While we each deal with the rise in fuel costs, our brothers and sisters who are missionaries serving outside of the US are dealing with more difficult financial reality. As the dollar drops in value in relation to other world currencies, missionaries who depend on raising their support from US sources are finding their income diminish.
An article in the Charlotte Observer describes this dilemma.
Every month, Phil Davis receives a deposit of American money in his Czech bank account. And every month, he sees that deposit shrink.
Since the pastor and his family moved from Charlotte to Prague three years ago to start a church, the falling value of the U.S. dollar has brought home a sobering reality: The money they raised to support themselves and their work overseas does not go nearly as far as it once did.
The dollar's decline has stung most expatriates who are paid in U.S. funds, but missionaries serving internationally are particularly at risk. Many depend on money raised years before they left, when exchange rates were more favorable.
Read the whole article. It raises a question I have yet heard discuss by any blog or church event where I've been. Of course, I don't think this dilemma is limited to missionaries. But they are more vulnerable because they live on a fix income that is shrinking.
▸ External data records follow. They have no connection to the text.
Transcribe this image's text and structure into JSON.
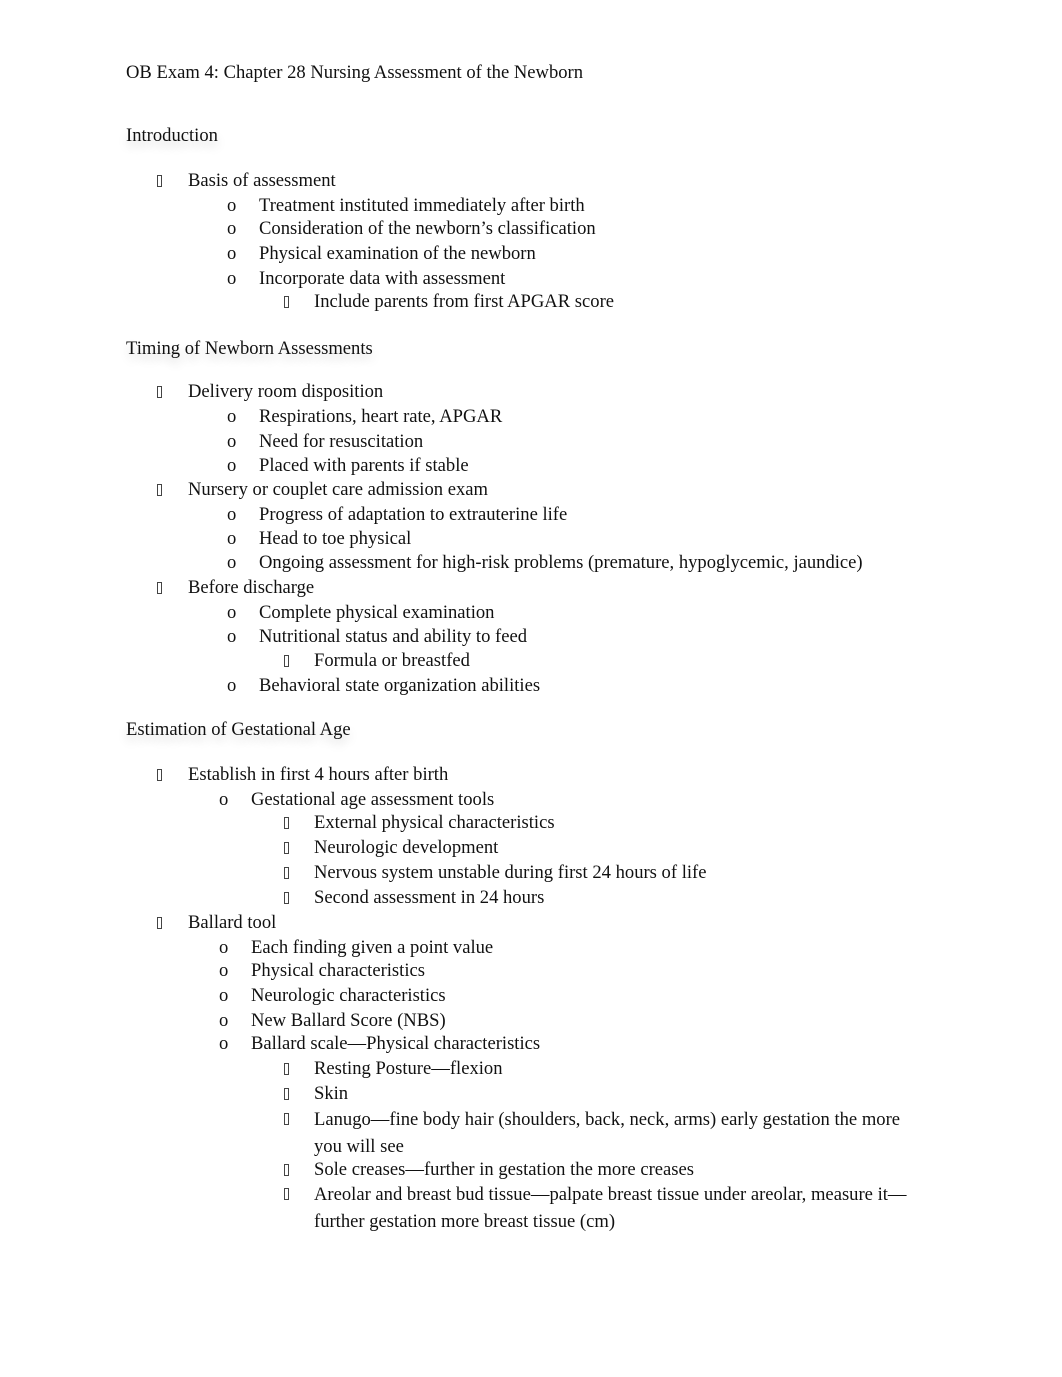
{
  "document": {
    "title": "OB Exam 4: Chapter 28 Nursing Assessment of the Newborn",
    "sections": [
      {
        "heading": "Introduction",
        "items": [
          {
            "level": 1,
            "bullet": "box",
            "text": "Basis of assessment"
          },
          {
            "level": 2,
            "bullet": "o",
            "text": "Treatment instituted immediately after birth"
          },
          {
            "level": 2,
            "bullet": "o",
            "text": "Consideration of the newborn’s classification"
          },
          {
            "level": 2,
            "bullet": "o",
            "text": "Physical examination of the newborn"
          },
          {
            "level": 2,
            "bullet": "o",
            "text": "Incorporate data with assessment"
          },
          {
            "level": 3,
            "bullet": "box",
            "text": "Include parents from first APGAR score"
          }
        ]
      },
      {
        "heading": "Timing of Newborn Assessments",
        "items": [
          {
            "level": 1,
            "bullet": "box",
            "text": "Delivery room disposition"
          },
          {
            "level": 2,
            "bullet": "o",
            "text": "Respirations, heart rate, APGAR"
          },
          {
            "level": 2,
            "bullet": "o",
            "text": "Need for resuscitation"
          },
          {
            "level": 2,
            "bullet": "o",
            "text": "Placed with parents if stable"
          },
          {
            "level": 1,
            "bullet": "box",
            "text": "Nursery or couplet care admission exam"
          },
          {
            "level": 2,
            "bullet": "o",
            "text": "Progress of adaptation to extrauterine life"
          },
          {
            "level": 2,
            "bullet": "o",
            "text": "Head to toe physical"
          },
          {
            "level": 2,
            "bullet": "o",
            "text": "Ongoing assessment for high-risk problems (premature, hypoglycemic, jaundice)"
          },
          {
            "level": 1,
            "bullet": "box",
            "text": "Before discharge"
          },
          {
            "level": 2,
            "bullet": "o",
            "text": "Complete physical examination"
          },
          {
            "level": 2,
            "bullet": "o",
            "text": "Nutritional status and ability to feed"
          },
          {
            "level": 3,
            "bullet": "box",
            "text": "Formula or breastfed"
          },
          {
            "level": 2,
            "bullet": "o",
            "text": "Behavioral state organization abilities"
          }
        ]
      },
      {
        "heading": "Estimation of Gestational Age",
        "items": [
          {
            "level": 1,
            "bullet": "box",
            "text": "Establish in first 4 hours after birth"
          },
          {
            "level": 2,
            "bullet": "o",
            "text": "Gestational age assessment tools"
          },
          {
            "level": 3,
            "bullet": "box",
            "text": "External physical characteristics"
          },
          {
            "level": 3,
            "bullet": "box",
            "text": "Neurologic development"
          },
          {
            "level": 3,
            "bullet": "box",
            "text": "Nervous system unstable during first 24 hours of life"
          },
          {
            "level": 3,
            "bullet": "box",
            "text": "Second assessment in 24 hours"
          },
          {
            "level": 1,
            "bullet": "box",
            "text": "Ballard tool"
          },
          {
            "level": 2,
            "bullet": "o",
            "text": "Each finding given a point value"
          },
          {
            "level": 2,
            "bullet": "o",
            "text": "Physical characteristics"
          },
          {
            "level": 2,
            "bullet": "o",
            "text": "Neurologic characteristics"
          },
          {
            "level": 2,
            "bullet": "o",
            "text": "New Ballard Score (NBS)"
          },
          {
            "level": 2,
            "bullet": "o",
            "text": "Ballard scale—Physical characteristics"
          },
          {
            "level": 3,
            "bullet": "box",
            "text": "Resting Posture—flexion"
          },
          {
            "level": 3,
            "bullet": "box",
            "text": "Skin"
          },
          {
            "level": 3,
            "bullet": "box",
            "text": "Lanugo—fine body hair (shoulders, back, neck, arms) early gestation the more you will see"
          },
          {
            "level": 3,
            "bullet": "box",
            "text": "Sole creases—further in gestation the more creases"
          },
          {
            "level": 3,
            "bullet": "box",
            "text": "Areolar and breast bud tissue—palpate breast tissue under areolar, measure it—further gestation more breast tissue (cm)"
          }
        ]
      }
    ]
  }
}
I see the problem as two fold.
The falling dollar against foreign currency means that local products are more expensive.
The rising local cost of food, transportation, and power means that there are really two price increases going on, the second being related to normal or excessive inflation.
If potatoes were .30 a # locally, needing .25 UDS, the falling USD takes .30 USD to make up for it.
But if potatoes go to .50 #locally, you need .50 USD, not just .30 when you started.
The net effect for missionaries is a double price increase.